FIG. 4 is a diagram showing the influence of chemical components on the toughness of a super high heat input weld;

FIG. 5 is a diagram showing the outline of the positional relationship and the shape feature of a textured structure such as massive ferrite, IFP and plate ferrite, FSP, and Bu.

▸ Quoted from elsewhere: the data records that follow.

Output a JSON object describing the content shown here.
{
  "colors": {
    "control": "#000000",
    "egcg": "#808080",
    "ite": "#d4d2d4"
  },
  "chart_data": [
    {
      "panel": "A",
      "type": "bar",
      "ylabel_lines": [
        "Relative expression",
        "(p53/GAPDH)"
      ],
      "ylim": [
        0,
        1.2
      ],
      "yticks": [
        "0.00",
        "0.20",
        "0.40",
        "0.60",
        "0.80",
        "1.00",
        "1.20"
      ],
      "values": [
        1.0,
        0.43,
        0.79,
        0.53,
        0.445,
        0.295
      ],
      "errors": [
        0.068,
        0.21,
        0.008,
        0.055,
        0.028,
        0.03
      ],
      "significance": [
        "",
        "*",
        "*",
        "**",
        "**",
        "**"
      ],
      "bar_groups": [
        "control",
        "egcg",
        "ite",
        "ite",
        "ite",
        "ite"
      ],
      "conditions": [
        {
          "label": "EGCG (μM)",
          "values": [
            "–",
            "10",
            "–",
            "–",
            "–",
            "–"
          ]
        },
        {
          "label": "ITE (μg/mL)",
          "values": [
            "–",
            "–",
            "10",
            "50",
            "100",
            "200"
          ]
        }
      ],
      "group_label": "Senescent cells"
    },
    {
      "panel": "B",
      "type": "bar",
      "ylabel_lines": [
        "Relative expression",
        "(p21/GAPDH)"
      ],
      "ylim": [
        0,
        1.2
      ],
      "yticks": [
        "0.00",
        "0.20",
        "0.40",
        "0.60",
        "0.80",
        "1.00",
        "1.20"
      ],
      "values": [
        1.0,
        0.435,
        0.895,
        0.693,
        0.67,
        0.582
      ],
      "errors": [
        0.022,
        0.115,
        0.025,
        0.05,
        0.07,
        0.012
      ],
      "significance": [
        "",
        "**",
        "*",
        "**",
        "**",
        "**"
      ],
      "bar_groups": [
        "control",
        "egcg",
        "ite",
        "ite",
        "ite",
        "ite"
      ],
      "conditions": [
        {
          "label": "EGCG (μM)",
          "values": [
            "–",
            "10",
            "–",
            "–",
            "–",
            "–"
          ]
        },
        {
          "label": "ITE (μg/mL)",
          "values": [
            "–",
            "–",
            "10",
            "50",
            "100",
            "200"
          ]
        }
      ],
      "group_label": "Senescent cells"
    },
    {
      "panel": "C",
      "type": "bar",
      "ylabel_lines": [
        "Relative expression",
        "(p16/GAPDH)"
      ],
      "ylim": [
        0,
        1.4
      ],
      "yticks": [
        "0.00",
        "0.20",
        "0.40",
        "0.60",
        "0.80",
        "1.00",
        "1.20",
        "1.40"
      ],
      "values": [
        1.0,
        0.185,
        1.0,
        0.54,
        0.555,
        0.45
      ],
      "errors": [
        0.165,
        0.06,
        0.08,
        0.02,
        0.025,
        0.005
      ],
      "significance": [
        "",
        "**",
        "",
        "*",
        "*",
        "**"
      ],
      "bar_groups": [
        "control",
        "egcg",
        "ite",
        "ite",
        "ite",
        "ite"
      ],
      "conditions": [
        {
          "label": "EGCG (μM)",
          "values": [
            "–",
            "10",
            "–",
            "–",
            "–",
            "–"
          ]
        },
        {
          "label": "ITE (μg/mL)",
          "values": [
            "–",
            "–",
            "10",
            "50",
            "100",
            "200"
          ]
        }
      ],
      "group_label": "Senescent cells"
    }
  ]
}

Front page continuation (72) Inventor Tadashi Ishikawa Oita-shi, Oita 1st Nishinosu Nippon Steel Co., Ltd. Inside Oita Steel Co., Ltd. (72) Inventor Go Yoneda 1st Nishinosu Oita-shi Oita Pref. Nippon Steel Oita Steel Works

Claims (2)

[Claims] 1. C: 0.03 to 0.18% Si: 0.05 to 0.5% Mn: 0.5 to 1.8% P: ≤ 0.02% S: 0.001 -0.003% B: 0.0003-0.002% Ti: 0.005-0.025% Al: 0.005-0.060% is contained, EN = N-0.292Ti-1.295B In the formula, a TiN precipitate containing N satisfying 0 <EN <0.0020, the balance being iron and other unavoidable components, and having a circle equivalent diameter of 0.05 μm or more and less than 0.1 μm is formed. 1 per 1 mm ²
× 10 ⁶ or more, T having a circle equivalent diameter of 0.1 μm or more
A super large heat input welding structural steel sheet having excellent low temperature toughness, characterized in that 1 × 10 ⁵ or more iN precipitates are present per 1 mm ² . 2. By weight%, C: 0.05 to 0.2% Si: 0.05 to 0.5% Mn: 0.5 to 2.0% P: ≦ 0.02% S: 0.001 -0.003% B: 0.0003-0.002% Ti: 0.005-0.025% Al: 0.005-0.060% is contained, EN = N-0.292Ti-1.295B In the formula, N that satisfies 0 <EN <0.0020 is contained, and further Ni: ≦ 1.0% Cu: ≦ 1.0% Nb: ≦ 0.05% V: ≦ 0.1% Alternatively, it contains two or more kinds, and the balance consists of iron and other unavoidable components, and is 0.05 μm or more and 0.1 or more.
characterized in that TiN precipitates having a circle equivalent diameter of less than μm is 1 mm ² per 1 × 10 ⁶ or more, TiN precipitates having a circle equivalent diameter of more than 0.1μm is present 1 × 10 ⁵ or more per 1 mm ² Ultra-high heat input welding structural steel plate with excellent low temperature toughness.